Olivia Anne WYTCHERLY, Petitioner-Respondent, v. Richard Larry LACEY, Respondent-Appellant.
Respondent appeals a stalking protective order (SPO) that the trial court entered against him. We review the facts supporting the SPO de novo. Hanzo v. deParrie, 152 Or.App. 525, 536-37, 953 P.2d 1130 (1998), rev. den., 328 Or. 418, 987 P.2d 512 (1999). The court entered the order on the basis of a series of contacts that respondent had with petitioner in the community in which both of them lived and worked in Josephine County. Each contact on which the court relied in imposing the order arose out of legal, business, or social activities that brought petitioner and respondent together. For example, two of the five contacts occurred as a result of visits by respondent to the bank at which he banked and petitioner worked. In the course of the contacts, respondent made offensive and demeaning statements to petitioner, but he did not make any statement that could reasonably be construed to be a threat to harm petitioner physically.
Under the SPO statutes, ORS 30.866 and ORS 163.730 to 163.732, as construed in State v.
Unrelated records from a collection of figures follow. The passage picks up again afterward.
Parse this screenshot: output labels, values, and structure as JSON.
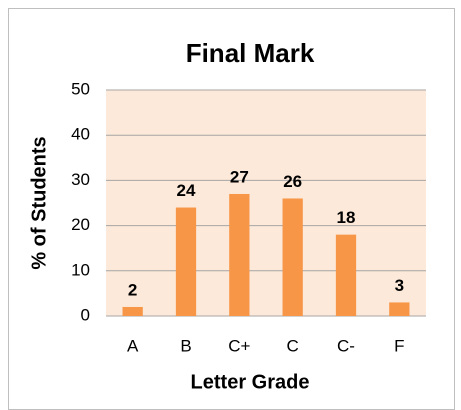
{
  "chart_data": {
    "type": "bar",
    "title": "Final Mark",
    "x_label": "Letter Grade",
    "y_label": "% of Students",
    "categories": [
      "A",
      "B",
      "C+",
      "C",
      "C-",
      "F"
    ],
    "values": [
      2,
      24,
      27,
      26,
      18,
      3
    ],
    "color": "#f79646",
    "plot_background": "#fde9d9",
    "ylim": [
      0,
      50
    ],
    "yticks": [
      0,
      10,
      20,
      30,
      40,
      50
    ],
    "grid": true,
    "data_labels": true
  }
}
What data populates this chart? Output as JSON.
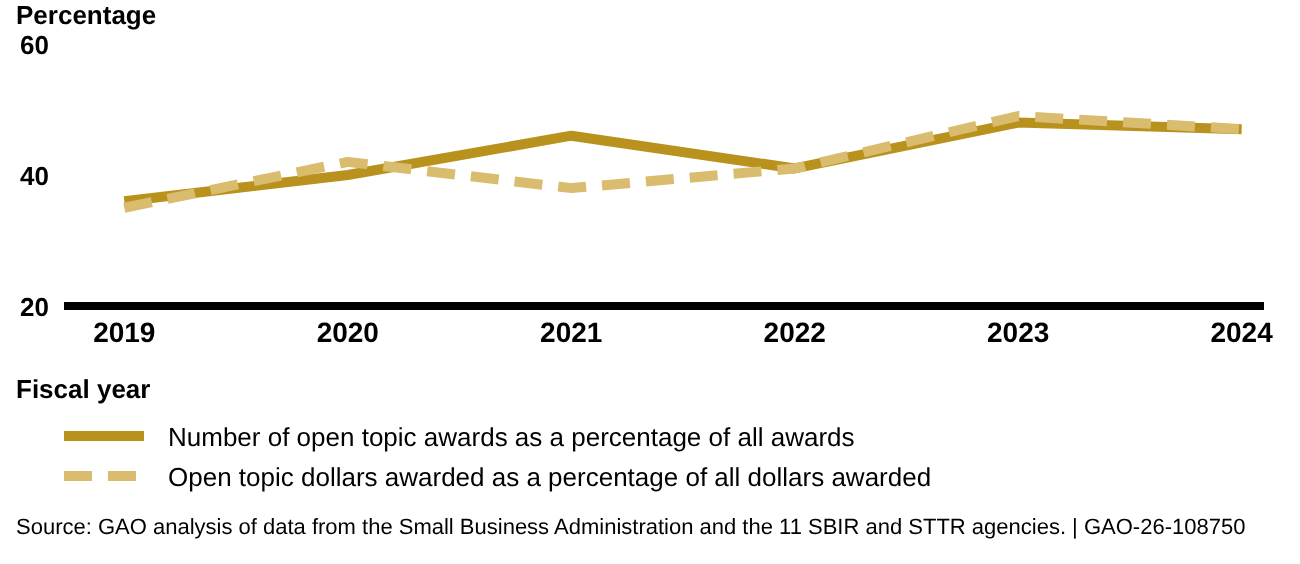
{
  "chart_data": {
    "type": "line",
    "ylabel": "Percentage",
    "xlabel": "Fiscal year",
    "categories": [
      "2019",
      "2020",
      "2021",
      "2022",
      "2023",
      "2024"
    ],
    "series": [
      {
        "name": "Number of open topic awards as a percentage of all awards",
        "color": "#b8921c",
        "values": [
          36,
          40,
          46,
          41,
          48,
          47
        ],
        "line_style": "solid"
      },
      {
        "name": "Open topic dollars awarded as a percentage of all dollars awarded",
        "color": "#d9bc6e",
        "values": [
          35,
          42,
          38,
          41,
          49,
          47
        ],
        "line_style": "dashed"
      }
    ],
    "ylim": [
      20,
      60
    ],
    "yticks": [
      20,
      40,
      60
    ],
    "grid": false,
    "legend": "bottom",
    "marker": "none",
    "annotations": [
      "Source: GAO analysis of data from the Small Business Administration and the 11 SBIR and STTR agencies.  |  GAO-26-108750"
    ]
  }
}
Rangel, 328 Or. 294, 301-06, 977 P.2d 379 (1999), and Hanzo, 152 Or.App. at 542-44, 953 P.2d 1130, an SPO can be entered for contacts involving expression only if the expression at issue communicated an unambiguous and unequivocal threat to cause serious physical injury to the petitioner or a member of the petitioner's family or household. Given the statements at issue here and the ill will between the parties, it is understandable that petitioner did not want to have any contact with respondent. Nevertheless, the statements made by respondent in the course of his contacts with petitioner were not statements that meet the standard for issuance of an SPO. Consequently, the court erred in entering the SPO against respondent.